Le jour des corneilles de l’auteur laurentien Jean-François Beauchemin adapté au cinéma

Par Mijanou Dubuc

Fable plus que roman, ce livre fut bien accueilli à sa sortie en 2004 au Québec, fonctionne bien en France et est réédité aux Éditions Les Allusifs à l’occasion de l’annonce d’une adaptation cinématographique – long métrage d’animation – une co-production franco-québécoise dont la sortie est prévue pour le printemps 2010.

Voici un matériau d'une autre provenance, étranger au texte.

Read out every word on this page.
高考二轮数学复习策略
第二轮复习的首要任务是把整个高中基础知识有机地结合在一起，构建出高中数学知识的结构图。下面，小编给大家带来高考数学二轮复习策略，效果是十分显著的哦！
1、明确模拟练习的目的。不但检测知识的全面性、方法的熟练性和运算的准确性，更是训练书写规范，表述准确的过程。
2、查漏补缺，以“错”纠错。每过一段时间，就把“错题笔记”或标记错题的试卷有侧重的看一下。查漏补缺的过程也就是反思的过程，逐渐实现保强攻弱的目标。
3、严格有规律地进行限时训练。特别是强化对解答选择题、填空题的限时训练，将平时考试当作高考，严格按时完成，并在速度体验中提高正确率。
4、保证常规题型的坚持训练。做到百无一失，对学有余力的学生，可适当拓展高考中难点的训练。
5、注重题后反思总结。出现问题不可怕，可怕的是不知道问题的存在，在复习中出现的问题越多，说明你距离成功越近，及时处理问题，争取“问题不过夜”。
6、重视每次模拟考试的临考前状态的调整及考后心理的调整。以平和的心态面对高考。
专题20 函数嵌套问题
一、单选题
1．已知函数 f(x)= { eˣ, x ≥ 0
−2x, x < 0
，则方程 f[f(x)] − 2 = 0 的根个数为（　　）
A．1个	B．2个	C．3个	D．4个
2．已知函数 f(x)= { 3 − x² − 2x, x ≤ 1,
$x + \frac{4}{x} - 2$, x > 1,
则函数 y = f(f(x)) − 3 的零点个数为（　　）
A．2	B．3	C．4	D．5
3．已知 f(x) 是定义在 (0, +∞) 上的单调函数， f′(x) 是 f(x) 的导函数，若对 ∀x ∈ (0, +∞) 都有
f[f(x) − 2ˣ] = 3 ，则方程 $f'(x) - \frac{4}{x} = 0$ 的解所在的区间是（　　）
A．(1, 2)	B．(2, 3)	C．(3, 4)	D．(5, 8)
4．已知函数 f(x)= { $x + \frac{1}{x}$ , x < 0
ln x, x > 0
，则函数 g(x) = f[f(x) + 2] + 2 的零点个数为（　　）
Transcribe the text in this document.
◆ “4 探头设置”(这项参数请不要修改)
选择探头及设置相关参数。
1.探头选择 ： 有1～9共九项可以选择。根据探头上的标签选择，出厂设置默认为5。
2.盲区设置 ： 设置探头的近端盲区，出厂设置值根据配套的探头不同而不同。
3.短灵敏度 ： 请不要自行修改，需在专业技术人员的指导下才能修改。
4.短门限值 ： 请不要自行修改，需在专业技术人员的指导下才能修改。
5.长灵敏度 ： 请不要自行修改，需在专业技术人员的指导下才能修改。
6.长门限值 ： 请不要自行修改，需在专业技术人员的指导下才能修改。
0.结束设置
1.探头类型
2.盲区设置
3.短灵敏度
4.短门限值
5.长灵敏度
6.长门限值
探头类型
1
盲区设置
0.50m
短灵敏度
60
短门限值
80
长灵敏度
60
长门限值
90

Les Courge, Père et Fils, gourdes, imbéciles, retirés du village, vivant dans une cabane dans la forêt, se nourrissant des bois et de méchancetés, buvant la pluie et le sang des bêtes sont des étranges qui circulent «en forêt long de temps, silencieux de voix et bruiteurs de pas». C’est tout près du Mont Tondu, sous l’ombre du grand hêtre que la folie du Père Courge lui fait faire les «terribleries», lui fait exécuter les «inexplicabilités».
«Le Père Courge est un être méchant, débordant de vengeance de toutes ces pertes et de tous ces deuils qui ont jalonné sa vie». Le Fils Courge est ce petit bout d’être sans parole qui, «cherche à comprendre l’entendement», qui voudrait bien sentir un souffle d’amour de son père sur sa peau, «un être inintelligible», me dira Jean-François Beauchemin. Deux êtres complètement à l’opposé, vivant ensemble, coupés du monde civilisé, se blessant, se maudissant l’un et l’autre sans jamais regretter ou chercher le pardon. Au-delà de la fable, de la solitude, du silence, de la cruauté, de la mousse et des lycopodes, c’est l’hommage aux mots, au langage et à l’expression de soi qui fait de ce livre une œuvre de génie. Brigitte Bouchard, éditrice aux Allusifs, me répondit entre deux rencontres que Le jour des corneilles avait retenu son attention parce que «certes, [il] fonde l’humanité sur le langage en établissant la puissance civilisatrice de la métaphore et de l’abstraction, mais le plus beau est qu’il résonne d’un style sans pareil, fourmillant d’archaïsmes et de tournures originales, frappantes […] D’où l’éclatante réussite de ce roman : couler les vastes questions existentielles et les éternelles spéculations philosophiques dans la langue étonnamment enluminée d’un ermite pétulant et visionnaire.».

Inspiré par le visionnement du film Gladiator, Jean-François Beauchemin a consacré deux années à l’écriture de ce livre. Le style et la langue se sont développés dès le départ. «Les premières vingtaines de pages ont demandé un effort accru pour m’apprivoiser cette langue puis le reste de l’écriture est allée de soi, l’histoire et l’écriture surgissant de l’inconscient». Une langue primaire, souvent qualifiée d’archaïque, déconstruite et reconstruite, que le Fils Courge saura s’approprier pour exercer l’entendement. «Heureux, heureux, les parleurs!

Nul doute que de cette œuvre hors des sentiers battus, naîtra une autre œuvre unique, cette adaptation cinématographique réalisée par Serge Elissalde, dont le scénario est maintenant complété. Ayant donné carte blanche aux artisans du film, Jean-François Beau­chemin ne cesse de s’émerveiller devant la matérialisation visuelle de ce livre qui fut un point tournant dans sa carrière d’écrivain. «C’est avec Le jour des corneilles que je me suis réellement fait connaître. J’étais enfin pris au sérieux». Trente-cinq personnes travaillent sur la conception du long métrage disposant d’un budget de 9 millions d’Euros. Les voix seront françaises et québécoises dans des dialogues plus proches de la réalité que de l’écriture du livre pour des raisons de compréhension et d’instantanéité. Néanmoins, l’atmosphère saura traduire l’illettrisme du Fils Courge et le mutisme volontaire du Père Courge, d’autant plus que les illustrations que j’ai pu visionner en avant-première, sont d’une grande qualité avec cette évocation minutieuse de l’œuvre… à couper la parole.

Jean-François Beauchemin en bref… La fabrication de l’aube vendu à 15 000 exemplaires, en cours de réimpression et tout juste couronné Prix des Libraires, 2007; Turkana boy, paru la même année que Le jour des Corneilles, en cours de traduction anglaise; un recueil de poésie, Voici nos pas sur la Terre, publié en 2006 aux Éditions du Noroît sont tous des réalisations des trois dernières années de l’auteur laurentien Jean-François Beauchemin. En préparation, un recueil de prose – «parce que je suis un poète qui se déguise en romancier» me lance-t-il – intitulé Quand les pierres se mirent à rêver aux Éditions du Noroît. «Une réflexion sur la solitude». Un thème récurrent dans l’œuvre de cet auteur dont le rapport aux mots ne cesse d’évoluer.